5. Safer Trading Practices
Trading futures are highly regulated by exchanges and clearinghouses to set an even trading platform for all investors. In addition, certain trading provisions are well laid out to help ensure trading futures are safe.
6. Low Barrier To Entry
Some markets are usually inaccessible to the average investor. Nonetheless, this isn’t the case with futures trading which is characterized by a low barrier to entry thanks to contract sizes being flexible. Examples of future contracts available to you include Micro E-Mini contracts, E-Mini contracts, and regular futures contracts. With these several options, you have the freedom to choose which futures contracts is suitable to you depending on the available budget.
Cons Of Trading Futures
Trading futures while profitable are also associated with certain risks, and this includes the following:
1. Leverage Issues
Many investors know that leverage is a double-edge sword because it might help you make substantial profits while at the same time it can also result in enormous losses. And with price fluctuation a major issue when trading, you need to be especially careful of your leverage. Otherwise, the slightest move against you might necessitate you to provide additional money to prevent your position from being closed by your broker and cover the maintenance margin.

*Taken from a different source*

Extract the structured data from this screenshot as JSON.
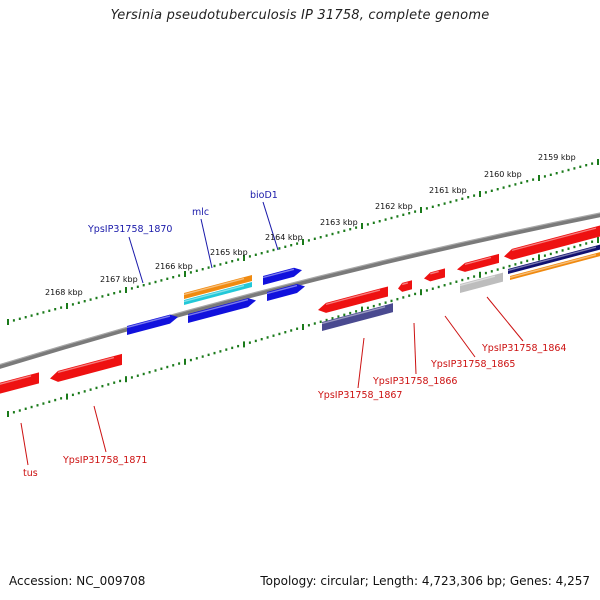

2. No Control Over Future Events
Another drawback about futures trading is the lack of control over future events such as unforeseen weather conditions, natural disasters, political tension, to name a few. Moreover, due to these unwanted scenarios, the demand-supply equilibrium can be distorted. As a result, you might end up making losses, because you don’t have any control to prevent this from happening.
3. Expiration Dates
All futures contracts have an agreed-upon set expiration date. Therefore, your trade might eventually end up not being profitable even after correctly speculating the market movement if the trade expires before that point is reached. This makes the futures contract valueless, after all the time and effort was exerted.
Takeaway
Future trading is undoubtedly an excellent technique for diversifying your investment portfolio beyond ordinary bonds and traditional stocks. But while this concept promises a greater return on your investment, it’s still considered complicated. Because of this, you shouldn’t rush and invest in trading futures but instead, take time to learn about the expected pros and cons as having been outlined in this guide. This will help you gauge whether trading futures are a suitable investment for your needs.
This article is for information and educational purposes only and does not form a recommendation to invest or otherwise. The investments referred to in this article may not be suitable for all investors, and if in doubt, an investor should seek advice from a qualified investment adviser.